Cyanidin‐3‐O‐glucoside magic: Unveiling the power to inhibit cholesterol absorption via the intestinal farnesoid X receptor–bile acids pathway with Lactobacillus Marvel

• Published in: Food frontiers Vol. 5; no. 6; pp. 2721 - 2736
• Main Authors: Wang, Sihang, Li, Bin, Tan, Hui, Sun, Xiyun, Tian, Jinlong, Li, Shuying, Xu, Yongping, Bian, Yuanyuan, Wang, Yuehua
• Format: Journal Article
• Language: English
• Published: Beijing John Wiley & Sons, Inc 01.11.2024; Wiley
• Subjects: Absorption; Abundance; Acetyltransferase; Anthocyanins; BAs; Bile acids; Biotechnology; Blood levels; Cholesterol; cyanidin‐3‐O‐glucoside; Diet; Emulsification; Flora; FXR; Gene expression; Glucosides; Grease; High cholesterol diet; High fat diet; In vivo methods and tests; intestinal; Intestinal microflora; Lactobacillus; Lipids; Metabolites; Microbiota; Proteins; Raw materials; Reabsorption; Receptors; Small intestine; Triglycerides; Villus
• ISSN: 2643-8429; 2643-8429
• DOI: 10.1002/fft2.482

Cyanidin‐3‐O‐glucoside (C3G), an abundant and widely utilized anthocyanin monomer, has been shown to significantly inhibit cholesterol absorption.
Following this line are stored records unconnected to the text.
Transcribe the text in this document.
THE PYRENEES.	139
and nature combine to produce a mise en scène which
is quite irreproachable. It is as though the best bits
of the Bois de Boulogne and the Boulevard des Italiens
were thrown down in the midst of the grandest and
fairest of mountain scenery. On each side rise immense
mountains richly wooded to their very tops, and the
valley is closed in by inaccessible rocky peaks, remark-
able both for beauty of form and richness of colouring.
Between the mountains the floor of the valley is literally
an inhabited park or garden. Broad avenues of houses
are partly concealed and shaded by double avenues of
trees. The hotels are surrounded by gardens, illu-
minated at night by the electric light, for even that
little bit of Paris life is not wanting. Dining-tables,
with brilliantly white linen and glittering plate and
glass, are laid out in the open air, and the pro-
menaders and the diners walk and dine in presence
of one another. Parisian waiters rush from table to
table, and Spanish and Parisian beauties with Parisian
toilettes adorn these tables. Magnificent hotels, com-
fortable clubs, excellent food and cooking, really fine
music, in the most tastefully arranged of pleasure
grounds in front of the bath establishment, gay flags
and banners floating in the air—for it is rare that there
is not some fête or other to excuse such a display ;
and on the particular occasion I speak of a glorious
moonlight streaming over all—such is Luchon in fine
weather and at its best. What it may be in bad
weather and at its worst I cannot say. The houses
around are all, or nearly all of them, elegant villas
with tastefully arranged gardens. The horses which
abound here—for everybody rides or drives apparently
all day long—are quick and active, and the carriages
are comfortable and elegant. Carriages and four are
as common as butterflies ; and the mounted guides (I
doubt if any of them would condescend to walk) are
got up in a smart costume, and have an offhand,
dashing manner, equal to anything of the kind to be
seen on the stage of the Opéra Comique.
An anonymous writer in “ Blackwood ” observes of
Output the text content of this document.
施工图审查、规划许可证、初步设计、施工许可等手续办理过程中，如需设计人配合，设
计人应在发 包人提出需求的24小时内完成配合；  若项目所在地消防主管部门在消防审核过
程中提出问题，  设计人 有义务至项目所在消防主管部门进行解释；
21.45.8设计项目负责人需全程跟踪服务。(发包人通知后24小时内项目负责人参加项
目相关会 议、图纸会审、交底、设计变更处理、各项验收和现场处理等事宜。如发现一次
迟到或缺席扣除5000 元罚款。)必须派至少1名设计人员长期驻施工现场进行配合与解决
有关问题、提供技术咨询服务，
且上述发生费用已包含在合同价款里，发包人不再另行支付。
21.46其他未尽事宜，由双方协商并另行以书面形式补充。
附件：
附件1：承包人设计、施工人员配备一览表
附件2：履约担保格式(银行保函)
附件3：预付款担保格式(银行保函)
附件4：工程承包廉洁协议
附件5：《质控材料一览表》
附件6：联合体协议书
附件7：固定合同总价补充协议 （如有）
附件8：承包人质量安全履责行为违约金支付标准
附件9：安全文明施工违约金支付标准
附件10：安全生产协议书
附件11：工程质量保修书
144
Building on our previous research demonstrating the role of Lactobacillus as a specific intestinal microflora associated with C3G‐mediated cholesterol absorption inhibition, the present study aimed to evaluate the inhibitory effects of C3G on high‐fat diet–induced cholesterol absorption. Results indicate that C3G significantly reduced total cholesterol and triglyceride levels while suppressing red grease formation in Caco‐2 cells. In vivo, C3G ameliorated blood lipid levels and mitigated small intestinal damage, as evidenced by restored villus length and basal thickness. Additionally, C3G upregulated intestinal farnesoid X receptor (FXR) mRNA expression and inhibited the expression of key cholesterol absorption proteins, Niemann‐Pick C1‐Like 1 and acetyl‐CoA acetyltransferase 2. Furthermore, C3G increased short‐chain fatty acid content and activated ileal bile acid‐binding protein expression. C3G also inhibited intestinal bile acid (BA) reabsorption, promoted fecal BA excretion, and obstructed cholesterol emulsification. Moreover, C3G modulated gut microbiota abundance and diversity, increasing the abundance of Akkermansia, Bifidobacterium, Coprococcus, Ruminococcus, and Butyricicoccus. In conclusion, our findings suggest that C3G inhibits cholesterol absorption by reshaping intestinal flora composition and regulating the FXR‐BAs axis. This study provides a theoretical foundation for the use of C3G as a raw material for inhibiting cholesterol absorption. Mechanism under the regulation of FXR‐bile acid axis by C3G mediates Lactobacillus.